Socially driven epigenetics acts as compelling evidence that our environments affect our health which might be helpful for:

  • Convincing research institutions to fund research on health inequalities
  • Convincing other researchers of the value of working on health inequalities
  • Convincing policy makers to fund initiatives to improve environments for population wellbeing

So this is a rather cynical use of epigenetics or many other biological processes in social epidemiology. To be blunt, biological mechanisms & “hard scientific facts” convince people better than “wishy washy social science”. This is not the ‘fault’ of biologists or other scientists, but rather the way that the sciences are used, funded and perceived by wider society.

The bad

Using any biological mechanisms within public health research can backfire. In my experience biology is often equated with genetics. Epigenetics is therefore conflated with genetics. Many people, even within science, attribute biological processes to being genetic, and then the assumption is that nothing can be done to change the health outcome. For example, the rise in the prevalence of obesity is often discussed in terms of biological processes, epigenetics and even genetics. The conclusion is often fatalistic – we are getting fatter because of our genes – so there is nothing to be done.

Another downside is that public health messages can become diluted when the ‘hard sciences’ get involved. I notice when presenting work that refers to, or uses biological processes that I spend a large amount of time explaining the process, the methods and the interpretation of the biological result.

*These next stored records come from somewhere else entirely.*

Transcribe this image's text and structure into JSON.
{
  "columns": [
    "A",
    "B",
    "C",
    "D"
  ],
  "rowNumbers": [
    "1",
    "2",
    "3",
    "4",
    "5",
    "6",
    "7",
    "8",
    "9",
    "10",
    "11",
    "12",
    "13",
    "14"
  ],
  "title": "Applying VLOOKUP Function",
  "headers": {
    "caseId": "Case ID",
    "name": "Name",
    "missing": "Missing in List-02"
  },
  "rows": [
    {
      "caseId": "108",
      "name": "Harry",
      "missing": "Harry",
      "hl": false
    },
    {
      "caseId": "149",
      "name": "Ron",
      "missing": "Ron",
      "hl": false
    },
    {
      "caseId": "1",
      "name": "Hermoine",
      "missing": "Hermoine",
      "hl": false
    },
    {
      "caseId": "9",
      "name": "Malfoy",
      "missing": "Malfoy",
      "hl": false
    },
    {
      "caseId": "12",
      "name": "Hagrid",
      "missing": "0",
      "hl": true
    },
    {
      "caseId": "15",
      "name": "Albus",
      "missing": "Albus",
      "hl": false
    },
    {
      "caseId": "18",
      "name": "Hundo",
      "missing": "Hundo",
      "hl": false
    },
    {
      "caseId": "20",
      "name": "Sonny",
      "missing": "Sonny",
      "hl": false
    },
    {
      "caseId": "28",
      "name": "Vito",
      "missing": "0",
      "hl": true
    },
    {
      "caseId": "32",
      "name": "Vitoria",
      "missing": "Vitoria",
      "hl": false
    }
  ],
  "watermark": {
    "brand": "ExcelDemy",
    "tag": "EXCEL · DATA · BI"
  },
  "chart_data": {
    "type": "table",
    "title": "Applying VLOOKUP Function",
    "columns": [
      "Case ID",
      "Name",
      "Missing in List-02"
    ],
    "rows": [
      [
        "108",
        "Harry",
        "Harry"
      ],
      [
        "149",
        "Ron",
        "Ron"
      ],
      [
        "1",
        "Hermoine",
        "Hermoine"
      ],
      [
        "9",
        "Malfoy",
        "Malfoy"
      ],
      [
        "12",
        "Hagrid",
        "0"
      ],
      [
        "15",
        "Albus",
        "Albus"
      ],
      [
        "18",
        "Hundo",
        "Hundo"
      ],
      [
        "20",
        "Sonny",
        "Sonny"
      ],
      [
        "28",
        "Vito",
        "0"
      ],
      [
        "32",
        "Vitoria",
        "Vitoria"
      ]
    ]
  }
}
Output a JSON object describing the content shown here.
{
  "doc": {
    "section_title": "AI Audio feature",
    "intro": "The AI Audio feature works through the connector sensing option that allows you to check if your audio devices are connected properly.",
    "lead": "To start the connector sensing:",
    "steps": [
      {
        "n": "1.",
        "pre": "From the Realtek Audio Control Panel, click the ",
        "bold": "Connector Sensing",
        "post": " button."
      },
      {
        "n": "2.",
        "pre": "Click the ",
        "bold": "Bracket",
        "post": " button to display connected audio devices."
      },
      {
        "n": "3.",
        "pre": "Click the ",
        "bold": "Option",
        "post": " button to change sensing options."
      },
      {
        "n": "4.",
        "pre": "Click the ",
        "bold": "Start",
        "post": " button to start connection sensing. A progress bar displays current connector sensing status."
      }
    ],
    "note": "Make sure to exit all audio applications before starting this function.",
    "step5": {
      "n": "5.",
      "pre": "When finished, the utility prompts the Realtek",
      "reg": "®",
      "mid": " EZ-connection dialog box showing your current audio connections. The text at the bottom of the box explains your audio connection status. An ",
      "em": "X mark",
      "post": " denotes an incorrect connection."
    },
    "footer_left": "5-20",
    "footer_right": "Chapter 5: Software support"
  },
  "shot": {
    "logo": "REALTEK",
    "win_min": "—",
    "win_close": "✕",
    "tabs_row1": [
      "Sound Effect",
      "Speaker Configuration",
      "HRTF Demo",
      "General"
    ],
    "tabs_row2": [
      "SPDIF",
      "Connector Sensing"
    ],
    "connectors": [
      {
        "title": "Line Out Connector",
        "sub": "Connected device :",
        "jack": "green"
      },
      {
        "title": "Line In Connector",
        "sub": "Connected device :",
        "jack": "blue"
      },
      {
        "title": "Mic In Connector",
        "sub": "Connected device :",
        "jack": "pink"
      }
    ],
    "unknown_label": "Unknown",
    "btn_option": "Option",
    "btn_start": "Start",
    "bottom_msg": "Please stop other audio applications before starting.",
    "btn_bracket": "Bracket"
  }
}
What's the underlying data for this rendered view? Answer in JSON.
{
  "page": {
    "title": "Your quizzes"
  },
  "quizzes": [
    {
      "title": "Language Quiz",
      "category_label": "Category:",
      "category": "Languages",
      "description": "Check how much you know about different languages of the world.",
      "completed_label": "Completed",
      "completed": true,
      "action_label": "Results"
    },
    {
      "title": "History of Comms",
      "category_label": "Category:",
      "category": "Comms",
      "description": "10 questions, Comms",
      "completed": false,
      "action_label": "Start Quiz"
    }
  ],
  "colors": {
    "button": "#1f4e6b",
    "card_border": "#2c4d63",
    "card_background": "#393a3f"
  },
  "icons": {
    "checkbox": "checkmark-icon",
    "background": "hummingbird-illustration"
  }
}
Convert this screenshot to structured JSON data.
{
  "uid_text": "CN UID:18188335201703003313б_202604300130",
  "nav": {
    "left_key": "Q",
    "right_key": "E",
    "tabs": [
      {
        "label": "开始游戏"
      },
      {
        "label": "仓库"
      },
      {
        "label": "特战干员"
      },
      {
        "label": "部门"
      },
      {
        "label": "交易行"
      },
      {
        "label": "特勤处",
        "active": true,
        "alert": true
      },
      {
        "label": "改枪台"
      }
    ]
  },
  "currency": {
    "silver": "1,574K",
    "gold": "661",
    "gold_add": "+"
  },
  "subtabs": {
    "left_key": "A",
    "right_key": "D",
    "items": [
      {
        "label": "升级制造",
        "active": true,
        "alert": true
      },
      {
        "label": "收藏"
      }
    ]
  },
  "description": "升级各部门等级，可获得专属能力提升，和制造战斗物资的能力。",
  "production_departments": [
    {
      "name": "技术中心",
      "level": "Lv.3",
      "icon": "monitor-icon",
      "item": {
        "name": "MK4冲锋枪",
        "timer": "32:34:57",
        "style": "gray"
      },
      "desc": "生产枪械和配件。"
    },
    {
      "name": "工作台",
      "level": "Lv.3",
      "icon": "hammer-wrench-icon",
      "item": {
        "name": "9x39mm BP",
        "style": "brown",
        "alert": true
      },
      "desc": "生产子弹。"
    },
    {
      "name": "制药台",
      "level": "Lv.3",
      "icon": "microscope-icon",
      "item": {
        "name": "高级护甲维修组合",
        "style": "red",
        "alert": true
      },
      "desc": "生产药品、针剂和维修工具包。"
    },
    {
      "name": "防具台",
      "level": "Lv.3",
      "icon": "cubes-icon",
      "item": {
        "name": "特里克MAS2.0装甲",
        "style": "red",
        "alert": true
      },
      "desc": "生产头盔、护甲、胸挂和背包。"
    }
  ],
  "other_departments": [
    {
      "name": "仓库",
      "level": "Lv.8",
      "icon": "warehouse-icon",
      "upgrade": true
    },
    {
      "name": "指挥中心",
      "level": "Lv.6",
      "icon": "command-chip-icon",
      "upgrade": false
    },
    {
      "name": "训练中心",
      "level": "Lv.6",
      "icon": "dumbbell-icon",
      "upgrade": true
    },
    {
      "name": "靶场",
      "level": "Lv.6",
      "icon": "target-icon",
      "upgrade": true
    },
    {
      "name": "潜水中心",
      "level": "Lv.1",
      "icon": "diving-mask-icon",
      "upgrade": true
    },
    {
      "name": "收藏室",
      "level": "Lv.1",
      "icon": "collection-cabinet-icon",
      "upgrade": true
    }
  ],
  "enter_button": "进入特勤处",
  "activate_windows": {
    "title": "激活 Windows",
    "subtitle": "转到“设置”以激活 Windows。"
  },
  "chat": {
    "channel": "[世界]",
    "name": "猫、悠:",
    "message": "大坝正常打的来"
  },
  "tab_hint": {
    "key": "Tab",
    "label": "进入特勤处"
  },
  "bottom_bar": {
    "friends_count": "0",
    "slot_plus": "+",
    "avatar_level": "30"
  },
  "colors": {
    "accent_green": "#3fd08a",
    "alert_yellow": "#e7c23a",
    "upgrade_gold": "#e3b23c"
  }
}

This usually takes us away from the original point of the work. With epigenetics, a focus is put on the details of the epigenetic methods, techniques and mechanisms and not so much on the environmental factors. This can lead to the flawed conclusion that modifications should be made to biology not to the environment: “Can we develop a pill for that?”

 The ugly

the ugly


Above are some examples of headlines that made it into the mainstream media based on research using social epigenetics. The popular media’s taste for a good headline results in the stigmatisation of population subgroups. Could epigenetic research in public health sometimes exacerbate inequalities?


I would say that epigenetics is a useful tool with interesting properties for studying socially-driven mechanisms. However, caution is needed for researchers. Through some of its uses there is a risk of further marginalising the social sciences, and most importantly a risk of sending out stigmatising messages to policy makers & the public.

This piece stems from a workshop  that took place in Toulouse last spring. I was asked to provide a “social epidemiologist’s view of epigenetics”. So here, I have given my own view of epigenetics and how it relates to the type of research I am involved in.